Abstract:Given the steep learning curve of professional 3D software and the time-consuming process of managing large 3D assets, language-guided 3D scene editing has significant potential in fields such as virtual reality, augmented reality, and gaming. However, recent approaches to language-guided 3D scene editing either require manual interventions or focus only on appearance modifications without supporting comprehensive scene layout changes. In response, we propose Edit-Room, a unified framework capable of executing a variety of layout edits through natural language commands, without requiring manual intervention. Specifically, EditRoom leverages Large Language Models (LLMs) for command planning and generates target scenes using a diffusion-based method, enabling six types of edits: rotate, translate, scale, replace, add, and remove.

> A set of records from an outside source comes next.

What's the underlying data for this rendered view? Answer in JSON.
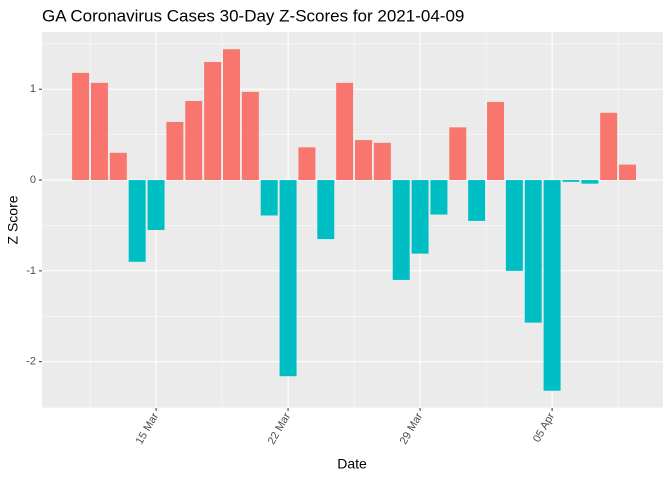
{
  "chart_data": {
    "type": "bar",
    "title": "GA Coronavirus Cases 30-Day Z-Scores for 2021-04-09",
    "x_label": "Date",
    "y_label": "Z Score",
    "categories": [
      null,
      null,
      null,
      null,
      "15 Mar",
      null,
      null,
      null,
      null,
      null,
      null,
      "22 Mar",
      null,
      null,
      null,
      null,
      null,
      null,
      "29 Mar",
      null,
      null,
      null,
      null,
      null,
      null,
      "05 Apr",
      null,
      null,
      null,
      null
    ],
    "values": [
      1.18,
      1.07,
      0.3,
      -0.9,
      -0.55,
      0.64,
      0.87,
      1.3,
      1.44,
      0.97,
      -0.39,
      -2.16,
      0.36,
      -0.65,
      1.07,
      0.44,
      0.41,
      -1.1,
      -0.81,
      -0.38,
      0.58,
      -0.45,
      0.86,
      -1.0,
      -1.57,
      -2.32,
      -0.02,
      -0.04,
      0.74,
      0.17
    ],
    "colors": {
      "positive": "#F8766D",
      "negative": "#00BFC4"
    },
    "ylim": [
      -2.51,
      1.63
    ],
    "yticks": [
      -2,
      -1,
      0,
      1
    ],
    "grid": true
  }
}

To address the lack of data for language-guided 3D scene editing, we have developed an automatic pipeline to augment existing 3D scene synthesis datasets and introduced EditRoom-DB, a large-scale dataset with 83k editing pairs, for training and evaluation. Our experiments demonstrate that our approach consistently outperforms other baselines across all metrics, indicating higher accuracy and coherence in language-guided scene layout editing.